MS CARNELL (continuing):


It suggests that all that can happen with electricity retailing is that the profit may go. That, I have to say, is the least of our worries, because, as we have seen in the market already both in South Australia and in New South Wales, potentially in Victoria as well, electricity retailers lose money, and big money, quickly because they are operating in a spot market, a spot market that can vary significantly in cost of electricity over a very short period of time.

Mr Speaker, I understand or the market seems to believe that at least one electricity retailer in New South Wales lost $10m in a week. That sort of loss is real. It is real for a government and it is real for the community. If I came into this place and said, "Oops, sorry, Mr Speaker, sorry Assembly, ACTEW lost $10m last week. I know that you will forgive me because we were trying. We were in there in the market doing our best; we just happened to lose", I know what would happen. The Assembly would immediately call for my resignation and for the resignation of the board and the CEO and would have absolutely no - - -

Mr Corbell: So, this is all about protecting your job, is it?

MR SPEAKER: Order! The cross-chamber exchanges will cease. The Chief Minister is answering the question.

MS CARNELL: Mr Speaker, not even the Australia Institute can find a reason to keep the electricity retailing. The rest of the business, as we know, is basically a toll business, a business that will not grow, simply because the ACT is not growing. Mr Speaker, on our evidence, our advice, the ACT can get a significantly better return on that money invested in what is predominantly a toll business by investing it in our unfunded superannuation, paying off debt and in other things such as a community fund.

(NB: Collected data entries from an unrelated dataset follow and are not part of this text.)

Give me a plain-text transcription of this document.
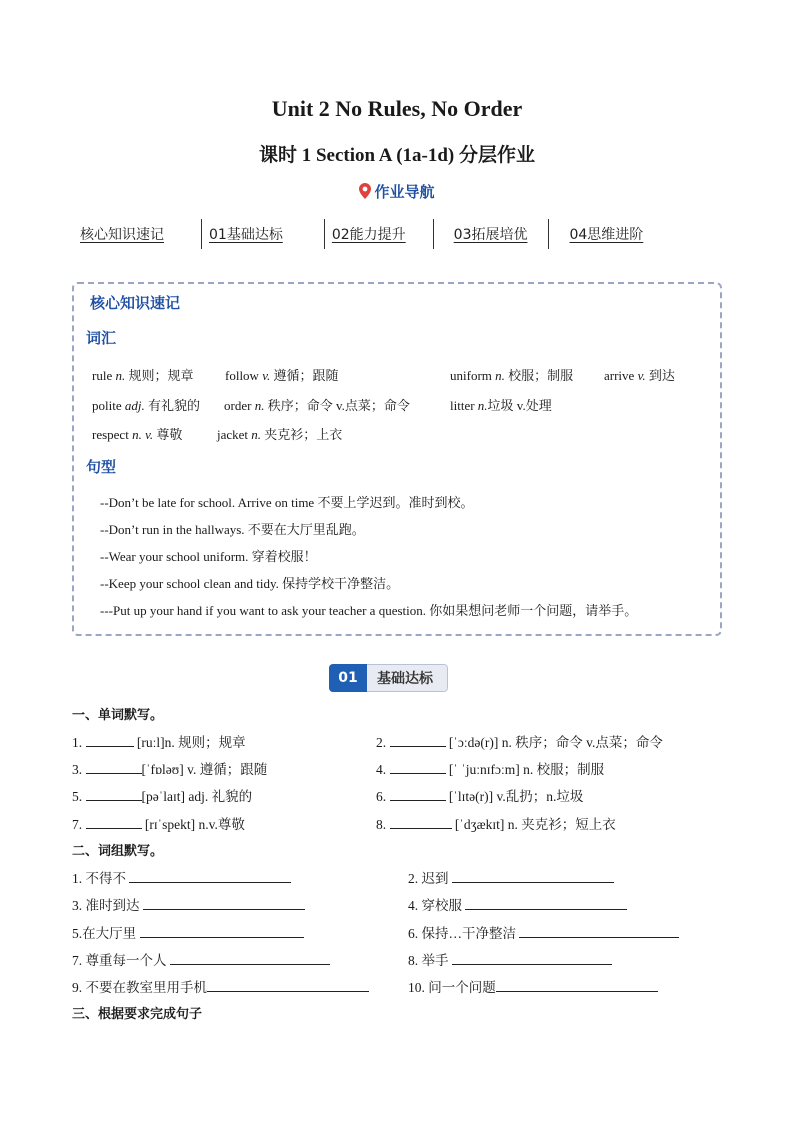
Unit 2 No Rules, No Order
课时 1 Section A (1a-1d) 分层作业
作业导航
核心知识速记	01基础达标	02能力提升	03拓展培优	04思维进阶
核心知识速记
词汇
rule n. 规则；规章 follow v. 遵循；跟随	uniform n. 校服；制服 arrive v. 到达
polite adj. 有礼貌的 order n. 秩序；命令 v.点菜；命令	litter n.垃圾 v.处理
respect n. v. 尊敬	jacket n. 夹克衫；上衣
句型
--Don’t be late for school. Arrive on time 不要上学迟到。准时到校。
--Don’t run in the hallways. 不要在大厅里乱跑。
--Wear your school uniform. 穿着校服！
--Keep your school clean and tidy. 保持学校干净整洁。
---Put up your hand if you want to ask your teacher a question. 你如果想问老师一个问题，请举手。
01	基础达标
一、单词默写。
1.	[ruːl]n. 规则；规章	2.	[ˈɔːdə(r)] n. 秩序；命令 v.点菜；命令
3.	[ˈfɒləʊ] v. 遵循；跟随	4.	[ˈ ˈjuːnɪfɔːm] n. 校服；制服
5.	[pəˈlaɪt] adj. 礼貌的	6.	[ˈlɪtə(r)] v.乱扔；n.垃圾
7.	[rɪˈspekt] n.v.尊敬	8.	[ˈdʒækɪt] n. 夹克衫；短上衣
二、词组默写。
1. 不得不	2. 迟到
3. 准时到达	4. 穿校服
5.在大厅里	6. 保持…干净整洁
7. 尊重每一个人	8. 举手
9. 不要在教室里用手机	10. 问一个问题
三、根据要求完成句子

Mr Speaker, all of the figures show that to be the case. The Auditor-General said yesterday that, if there were any indication that the value of ACTEW was going to increase in the future, there would be a good reason to keep it. If the value of ACTEW was going to escalate as our unfunded superannuation liability and our debts escalated, then the benefit of keeping ACTEW would be there. As the Auditor-General said yesterday in his report, that is not the case. The indications are that the value of ACTEW will actually decrease. The value of ACTEW decreases, the unfunded superannuation liability increases, and the gap widens.

To answer Mr Quinlan's questions very succinctly, yes, the risk is in the retail market, but it is not just the risk to the profit; it is the risk to the fundamental core of the business by losing lots of money quickly. Mr Speaker, the reason you would go ahead and sell is simply that the value and the return to the people of the ACT, according to the Auditor-General, ABN AMRO and just about everybody else who has looked at it except possibly the Australia Institute, are better.